The natural answer would be that it was derived from Jesus of Nazareth. The fact that the risen Christ of Paul is not merely a heavenly figure but a person whom a man can love is most naturally explained by supposing that Paul attributed to the Messiah all the concrete traits of the striking personality of Jesus of Nazareth. But this supposition is excluded by Wrede's hypothesis. Indeed, Wrede supposes, if Paul had come into such close contact with the historical Jesus as to have in his mind a full account of Jesus' words and deeds, he could not easily have attached to Him the supernatural attributes of the heavenly Son of Man; only a man who stood remote from the real Jesus could have regarded Jesus as the instrument in creation and the final judge of all the world. Thus the hypothesis of Wrede and Brückner faces a quandary. In order to explain the supernatural attributes of the Pauline Christ, Paul has to be placed near to the apocalypses and far from the historical Jesus; whereas in order to explain the warm, personal relation between Paul and his Christ, Paul would have to be placed near to the historical Jesus and far from the apocalypses.
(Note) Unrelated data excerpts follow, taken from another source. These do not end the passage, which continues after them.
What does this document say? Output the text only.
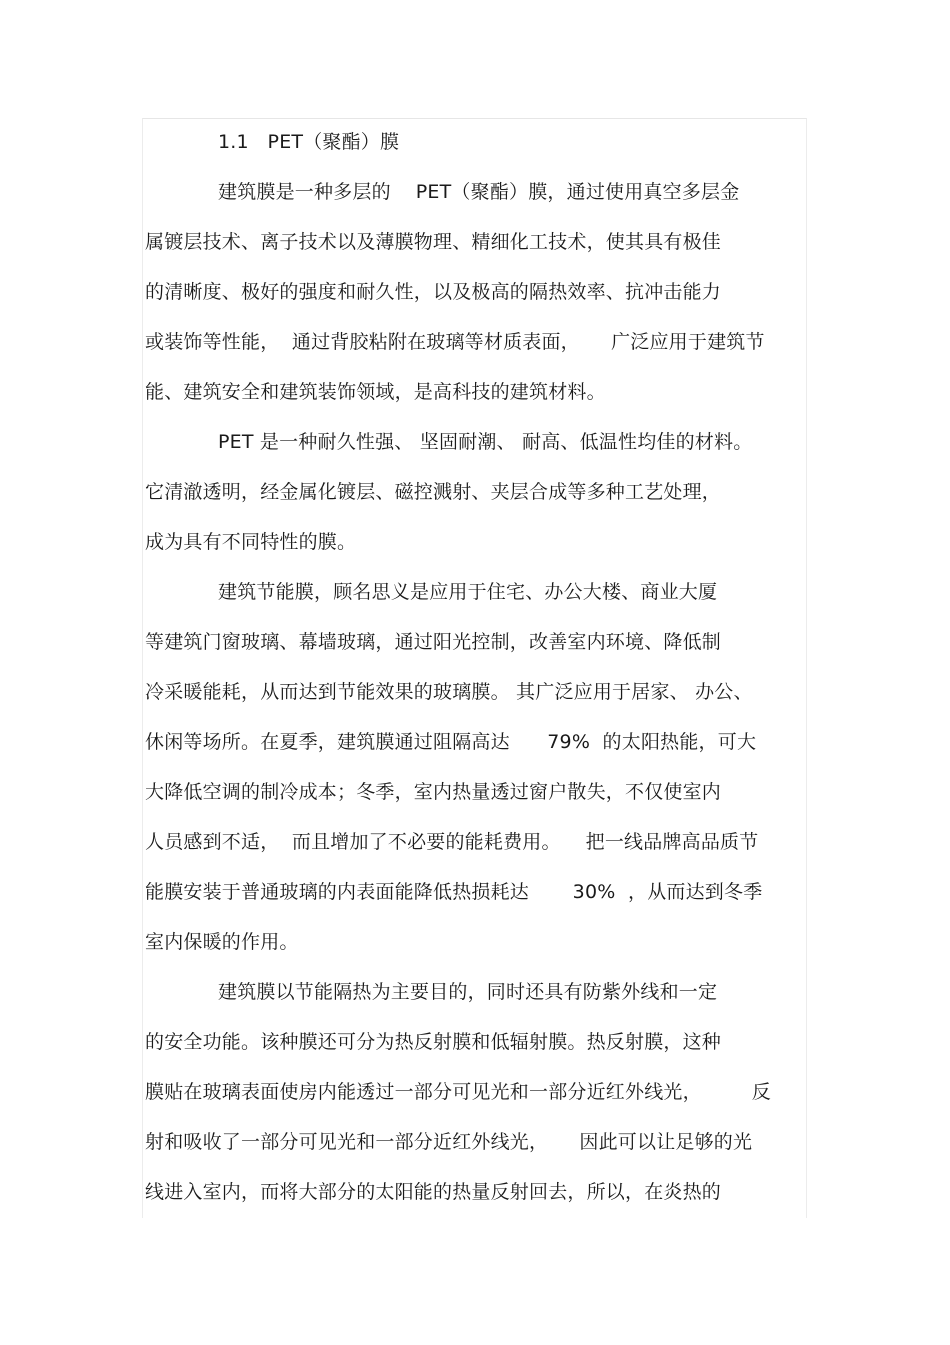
1.1   PET（聚酯）膜
建筑膜是一种多层的    PET（聚酯）膜，通过使用真空多层金
属镀层技术、离子技术以及薄膜物理、精细化工技术，使其具有极佳
的清晰度、极好的强度和耐久性，以及极高的隔热效率、抗冲击能力
或装饰等性能，  通过背胶粘附在玻璃等材质表面，     广泛应用于建筑节
能、建筑安全和建筑装饰领域，是高科技的建筑材料。
PET 是一种耐久性强、 坚固耐潮、 耐高、低温性均佳的材料。
它清澈透明，经金属化镀层、磁控溅射、夹层合成等多种工艺处理，
成为具有不同特性的膜。
建筑节能膜，顾名思义是应用于住宅、办公大楼、商业大厦
等建筑门窗玻璃、幕墙玻璃，通过阳光控制，改善室内环境、降低制
冷采暖能耗，从而达到节能效果的玻璃膜。 其广泛应用于居家、 办公、
休闲等场所。在夏季，建筑膜通过阻隔高达      79%  的太阳热能，可大
大降低空调的制冷成本；冬季，室内热量透过窗户散失，不仅使室内
人员感到不适，  而且增加了不必要的能耗费用。    把一线品牌高品质节
能膜安装于普通玻璃的内表面能降低热损耗达       30%  ，从而达到冬季
室内保暖的作用。
建筑膜以节能隔热为主要目的，同时还具有防紫外线和一定
的安全功能。该种膜还可分为热反射膜和低辐射膜。热反射膜，这种
膜贴在玻璃表面使房内能透过一部分可见光和一部分近红外线光，        反
射和吸收了一部分可见光和一部分近红外线光，     因此可以让足够的光
线进入室内，而将大部分的太阳能的热量反射回去，所以，在炎热的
This quandary could be avoided only by deriving the warm, personal relation between Paul and his Christ from something other than the character of the historical Jesus. Wrede and Brückner might seek to derive it from the one fact of the crucifixion. All that Paul really derived from the historical Jesus, according to Wrede and Brückner, was the fact that the Messiah had come to earth and died. But that one fact, it might be maintained, was sufficient to produce the fervent Christ-religion of Paul. For Paul interpreted the death of the Messiah as a death suffered for the sins of others. Such a death involved self-sacrifice; it must have been an act of love. Hence the beneficiaries were grateful; hence the warm, personal relationship of Paul to the one who had loved him and given Himself for him.[120]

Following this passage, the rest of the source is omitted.